Interchange-Gebühr: Die versteckte Komponente jeder Kartenzahlung
Scheme Fees erklärt: Was Visa und Mastercard Händlern in Rechnung stellen
Girocard Kosten für Händler: Was EC-Zahlung wirklich kostet
Kartenmix analysieren: Welche Karten dich am meisten kosten

Häufige Fragen

Was kostet Visa oder Mastercard für Händler?

Die Gesamtgebühr setzt sich aus drei Komponenten zusammen: Interchange (0,2–0,3 % für Consumer-Kreditkarten in der EU, geregelt durch die IFR), Scheme Fee (Visa/Mastercard, ca. 0,1–0,3 %) und Acquirer-Marge (Aufschlag des Zahlungsdienstleisters). Im Blended-Pricing siehst du nur eine Zahl (z.B. 1,5 % bei Stripe); bei IC++ werden alle drei Schichten getrennt ausgewiesen.

Ist Visa günstiger als Mastercard für Händler?

Nicht systematisch. Interchange-Sätze sind durch die EU-IFR reguliert und für Visa und Mastercard gleich gedeckelt (0,2 % Debit, 0,3 % Credit für Verbraucherkarten). Die Scheme Fees unterscheiden sich minimal und schwanken je nach Volumen und Acquirer-Vertrag.

Was ist der Unterschied zwischen Blended-Pricing und IC++?

Bei Blended-Pricing (SumUp, Zettle: 1,69–1,75 %) zahlst du einen Pauschalsatz unabhängig von der Kartenart. Bei IC++ (Interchange Plus Plus) siehst du die tatsächlichen Interchange-Kosten + Scheme Fee + einen festen Acquirer-Aufschlag. IC++ ist transparenter und bei vielen Kartenmixes günstiger — aber schwerer zu kalkulieren.

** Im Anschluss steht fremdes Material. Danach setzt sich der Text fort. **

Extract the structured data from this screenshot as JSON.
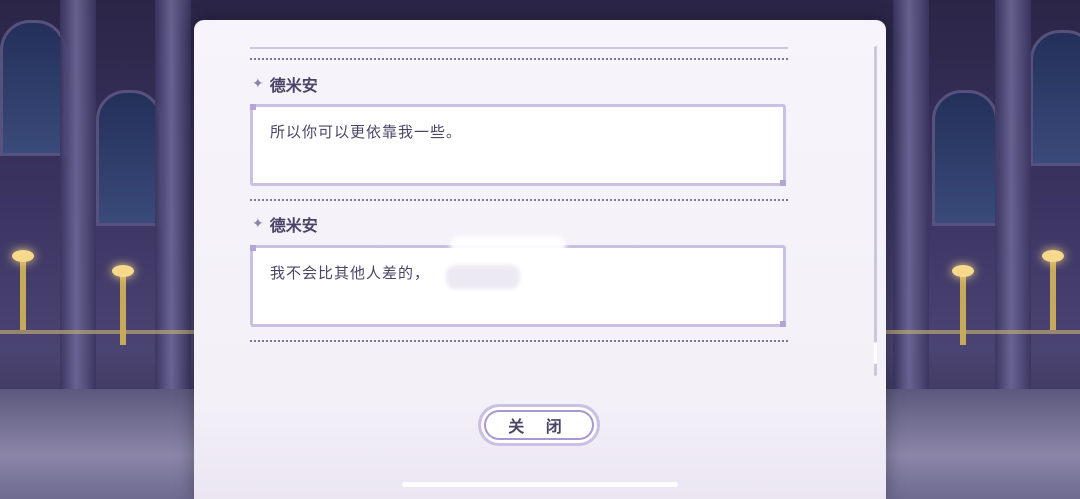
{
  "dialog_log": {
    "entries": [
      {
        "speaker": "德米安",
        "text": "所以你可以更依靠我一些。"
      },
      {
        "speaker": "德米安",
        "text": "我不会比其他人差的，"
      }
    ],
    "close_label": "关 闭",
    "sparkle_icon": "sparkle-icon"
  },
  "colors": {
    "panel": "#f5f2f9",
    "accent_border": "#cbbfe4",
    "text": "#4a4366"
  }
}
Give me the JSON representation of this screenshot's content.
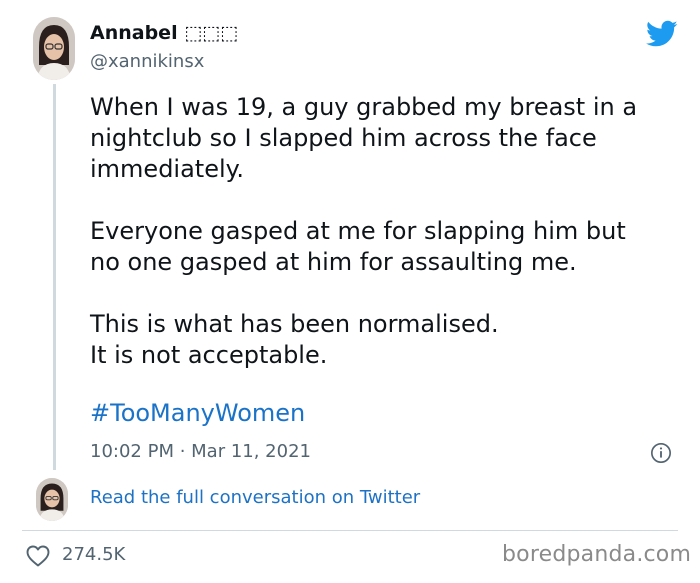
{
  "author": {
    "name": "Annabel ⬚⬚⬚",
    "handle": "@xannikinsx"
  },
  "tweet": {
    "line1": "When I was 19, a guy grabbed my breast in a",
    "line2": "nightclub so I slapped him across the face",
    "line3": "immediately.",
    "line4": "Everyone gasped at me for slapping him but",
    "line5": "no one gasped at him for assaulting me.",
    "line6": "This is what has been normalised.",
    "line7": "It is not acceptable.",
    "hashtag": "#TooManyWomen",
    "timestamp": "10:02 PM · Mar 11, 2021"
  },
  "conversation_link": "Read the full conversation on Twitter",
  "likes": "274.5K",
  "watermark": "boredpanda.com",
  "colors": {
    "twitter_blue": "#1d9bf0",
    "link": "#1d72c5",
    "text": "#0f1419",
    "muted": "#536471"
  },
  "icons": [
    "twitter-bird-icon",
    "info-icon",
    "heart-icon"
  ]
}
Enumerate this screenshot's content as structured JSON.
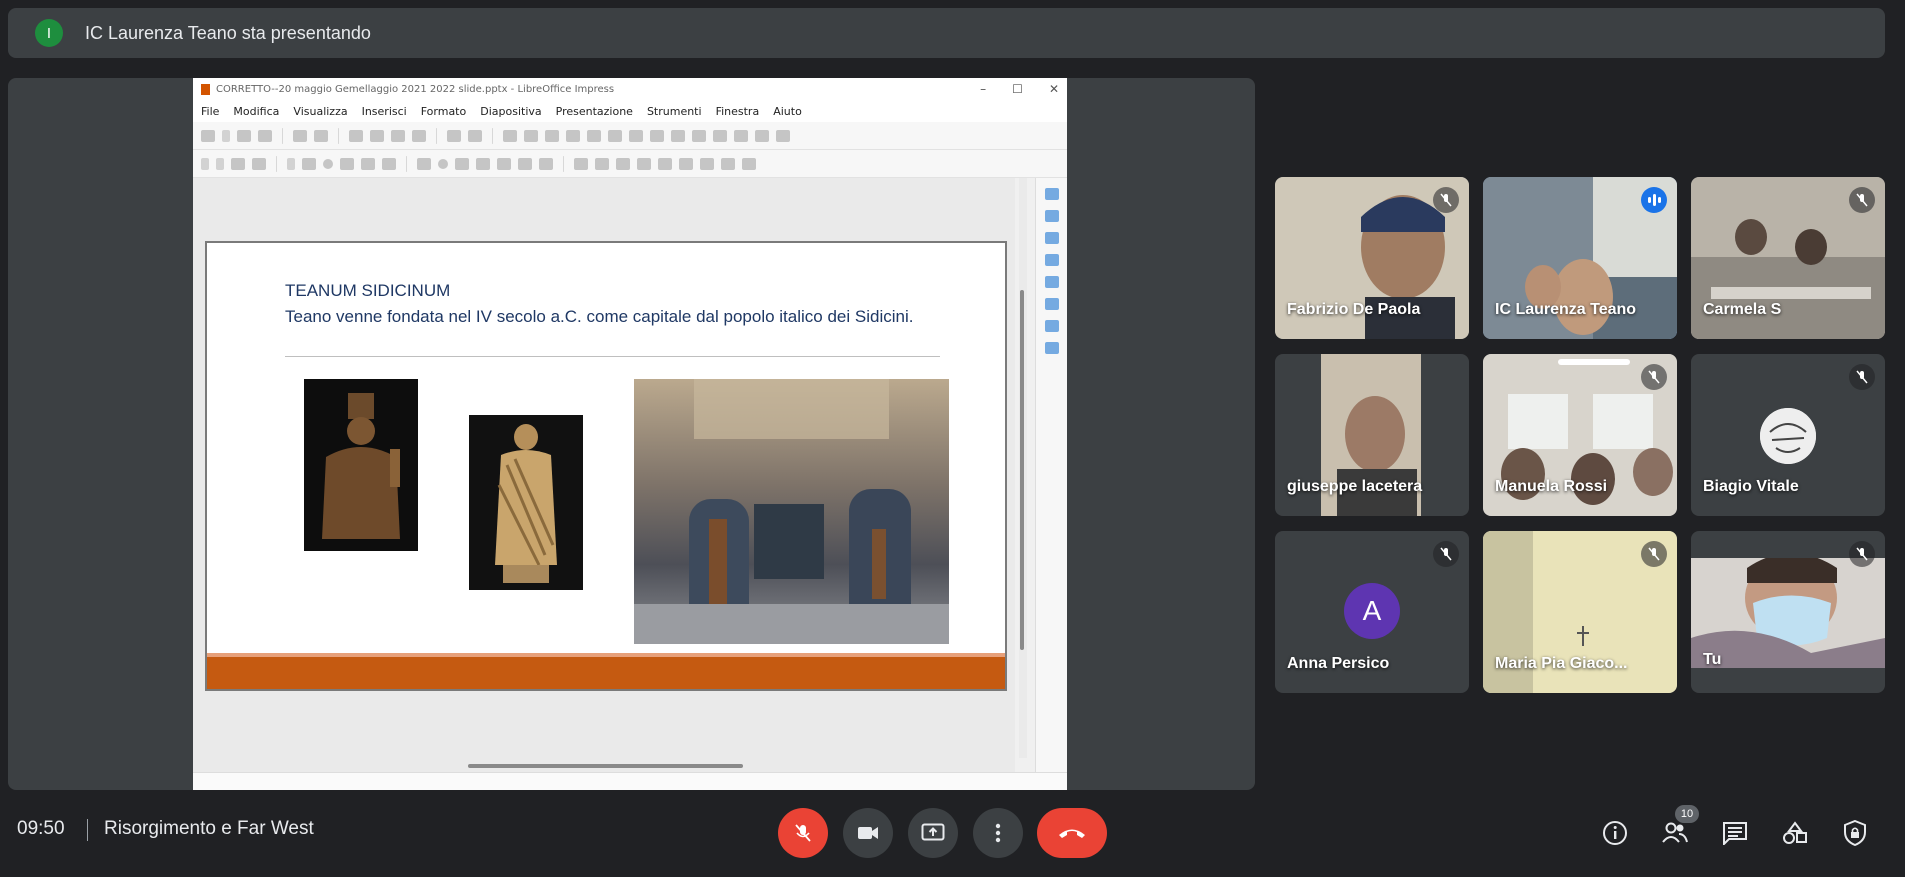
{
  "presenter_banner": {
    "initial": "I",
    "text": "IC Laurenza Teano sta presentando"
  },
  "impress": {
    "window_title": "CORRETTO--20 maggio Gemellaggio 2021 2022 slide.pptx - LibreOffice Impress",
    "menu": [
      "File",
      "Modifica",
      "Visualizza",
      "Inserisci",
      "Formato",
      "Diapositiva",
      "Presentazione",
      "Strumenti",
      "Finestra",
      "Aiuto"
    ],
    "slide": {
      "title": "TEANUM  SIDICINUM",
      "body": "Teano  venne fondata nel IV secolo a.C.  come capitale dal popolo italico dei Sidicini."
    }
  },
  "participants": [
    {
      "name": "Fabrizio De Paola",
      "muted": true
    },
    {
      "name": "IC Laurenza Teano",
      "speaking": true
    },
    {
      "name": "Carmela S",
      "muted": true
    },
    {
      "name": "giuseppe lacetera",
      "muted": false
    },
    {
      "name": "Manuela Rossi",
      "muted": true
    },
    {
      "name": "Biagio Vitale",
      "muted": true
    },
    {
      "name": "Anna Persico",
      "muted": true,
      "initial": "A",
      "avatar_color": "#5e35b1"
    },
    {
      "name": "Maria Pia Giaco...",
      "muted": true
    },
    {
      "name": "Tu",
      "muted": true
    }
  ],
  "bottom_bar": {
    "time": "09:50",
    "meeting_name": "Risorgimento e Far West",
    "participant_count": "10"
  },
  "colors": {
    "end_call": "#ea4335",
    "active_speaker": "#8ab4f8",
    "background": "#202124"
  }
}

Darf ich Kunden für Kreditkartenzahlungen mehr verlangen?

In der EU grundsätzlich nein: Das Surcharging-Verbot der PSD2 untersagt es Händlern, für Visa oder Mastercard Consumer-Karten einen Aufschlag zu verlangen. Für Firmenkarten und Karten außerhalb der EU gilt das nicht.